CAULIFLOWER VELOUTE WITH AMERICAN CAVIAR



Cauliflower Veloute with American Caviar image

Mini cups of cauliflower soup make elegant hors d'oeuvres in this recipe from chef Michael Romano.

Provided by Martha Stewart

Yield Makes 24 hors d'oeuvres

Number Of Ingredients 11

2 tablespoons unsalted butter
1 medium shallot, chopped
2 large heads cauliflower, cut into 1-inch pieces (about 12 cups)
2 cups heavy cream
3 1/2 cups homemade or store-bought low-sodium chicken or vegetable stock
2 tablespoons olive oil
Coarse salt and freshly ground black pepper
2 tablespoons freshly squeezed lemon juice
1/4 teaspoon cayenne pepper
2 ounces American caviar, such as paddlefish
1 small bunch fresh tarragon, for garnish

Steps:

  • Melt butter in a large saucepan over medium heat.

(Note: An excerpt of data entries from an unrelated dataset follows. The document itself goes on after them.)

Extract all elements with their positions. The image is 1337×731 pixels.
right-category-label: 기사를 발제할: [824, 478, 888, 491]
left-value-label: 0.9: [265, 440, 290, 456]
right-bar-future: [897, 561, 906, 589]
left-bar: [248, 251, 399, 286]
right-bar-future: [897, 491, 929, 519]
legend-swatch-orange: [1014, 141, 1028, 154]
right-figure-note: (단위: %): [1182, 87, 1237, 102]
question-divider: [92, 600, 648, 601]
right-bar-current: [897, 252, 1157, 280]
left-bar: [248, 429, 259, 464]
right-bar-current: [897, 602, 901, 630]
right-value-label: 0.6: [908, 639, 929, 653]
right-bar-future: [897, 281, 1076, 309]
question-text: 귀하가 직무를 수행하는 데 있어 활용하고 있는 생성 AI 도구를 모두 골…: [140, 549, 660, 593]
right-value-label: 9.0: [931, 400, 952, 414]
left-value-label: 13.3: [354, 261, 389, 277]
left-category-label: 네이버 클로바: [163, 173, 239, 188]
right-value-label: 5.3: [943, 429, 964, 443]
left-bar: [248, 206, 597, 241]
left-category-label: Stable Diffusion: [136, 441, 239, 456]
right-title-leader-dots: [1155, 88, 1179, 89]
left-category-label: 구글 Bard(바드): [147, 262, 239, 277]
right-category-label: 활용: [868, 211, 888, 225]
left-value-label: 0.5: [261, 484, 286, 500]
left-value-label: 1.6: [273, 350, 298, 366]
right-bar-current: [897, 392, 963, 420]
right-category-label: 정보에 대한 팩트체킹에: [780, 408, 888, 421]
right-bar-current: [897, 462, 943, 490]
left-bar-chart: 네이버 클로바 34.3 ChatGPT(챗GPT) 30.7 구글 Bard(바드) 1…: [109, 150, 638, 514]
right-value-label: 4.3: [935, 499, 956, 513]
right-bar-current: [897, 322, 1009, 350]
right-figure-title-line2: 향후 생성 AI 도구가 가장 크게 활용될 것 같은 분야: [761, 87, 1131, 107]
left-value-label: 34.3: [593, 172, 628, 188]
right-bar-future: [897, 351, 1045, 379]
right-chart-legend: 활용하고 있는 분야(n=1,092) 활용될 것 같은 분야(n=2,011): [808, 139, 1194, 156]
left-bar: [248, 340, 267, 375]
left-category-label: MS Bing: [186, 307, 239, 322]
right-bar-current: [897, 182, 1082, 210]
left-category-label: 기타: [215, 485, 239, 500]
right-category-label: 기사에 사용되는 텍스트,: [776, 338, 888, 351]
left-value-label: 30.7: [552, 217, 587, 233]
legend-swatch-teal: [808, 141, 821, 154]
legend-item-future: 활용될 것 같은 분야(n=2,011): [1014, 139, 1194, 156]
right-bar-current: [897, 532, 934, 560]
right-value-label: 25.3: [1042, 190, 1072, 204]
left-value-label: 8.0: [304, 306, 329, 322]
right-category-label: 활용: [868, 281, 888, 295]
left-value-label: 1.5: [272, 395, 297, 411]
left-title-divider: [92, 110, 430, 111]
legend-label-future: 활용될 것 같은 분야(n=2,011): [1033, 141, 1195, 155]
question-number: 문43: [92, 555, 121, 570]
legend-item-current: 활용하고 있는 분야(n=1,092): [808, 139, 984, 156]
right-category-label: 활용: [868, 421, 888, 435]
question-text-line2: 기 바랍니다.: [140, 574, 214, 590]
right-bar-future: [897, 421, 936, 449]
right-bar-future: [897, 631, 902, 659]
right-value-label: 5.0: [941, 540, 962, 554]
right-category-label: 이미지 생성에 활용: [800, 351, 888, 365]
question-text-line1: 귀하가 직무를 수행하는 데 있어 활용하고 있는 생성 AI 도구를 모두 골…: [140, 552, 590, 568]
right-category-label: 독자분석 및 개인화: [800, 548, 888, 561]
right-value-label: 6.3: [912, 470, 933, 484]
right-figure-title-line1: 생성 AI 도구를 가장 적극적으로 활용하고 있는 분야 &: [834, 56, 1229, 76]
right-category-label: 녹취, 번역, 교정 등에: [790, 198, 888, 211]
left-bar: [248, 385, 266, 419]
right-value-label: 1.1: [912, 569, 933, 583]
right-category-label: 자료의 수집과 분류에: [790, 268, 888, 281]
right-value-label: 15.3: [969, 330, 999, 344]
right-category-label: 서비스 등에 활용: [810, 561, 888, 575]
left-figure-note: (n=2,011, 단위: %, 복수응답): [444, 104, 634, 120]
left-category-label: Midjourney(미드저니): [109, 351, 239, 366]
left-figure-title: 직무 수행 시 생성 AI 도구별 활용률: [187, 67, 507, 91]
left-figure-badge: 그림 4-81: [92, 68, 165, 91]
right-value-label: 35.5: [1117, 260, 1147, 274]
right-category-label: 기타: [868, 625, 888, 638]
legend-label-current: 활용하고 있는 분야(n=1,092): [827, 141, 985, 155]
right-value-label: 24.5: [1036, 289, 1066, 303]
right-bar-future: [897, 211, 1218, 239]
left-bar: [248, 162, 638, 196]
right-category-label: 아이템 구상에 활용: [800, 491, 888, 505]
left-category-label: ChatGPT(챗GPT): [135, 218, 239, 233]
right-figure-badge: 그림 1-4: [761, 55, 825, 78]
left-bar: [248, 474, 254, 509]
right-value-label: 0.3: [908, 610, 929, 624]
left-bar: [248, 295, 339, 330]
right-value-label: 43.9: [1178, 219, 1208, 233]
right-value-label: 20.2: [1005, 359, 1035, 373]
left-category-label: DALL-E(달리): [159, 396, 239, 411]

Add shallot and cook, stirring, until softened, about 5 minutes. Measure out 3 cups cauliflower florets and set aside. Using the remaining florets and stems, add 8 cups cauliflower, heavy cream, and stock; stir to combine. Reduce heat to medium-low and cover, simmer until cauliflower is tender, about 20 minutes.
  • Meanwhile, heat olive oil in a large skillet over medium heat. Add reserved cauliflower florets; cook, stirring, until cauliflower is tender and lightly browned, about 10 minutes. Remove from heat and season with salt and pepper; set aside.
  • Transfer cauliflower-cream mixture to the jar of a blender; carefully blend until smooth. Return soup to saucepan and bring to simmer; add lemon juice and cayenne pepper.
  • Divide soup evenly among 24 small serving cups. Garnish each with reserved sauteed cauliflower florets, 1/4 teaspoon caviar, and a small tarragon leaf; serve immediately.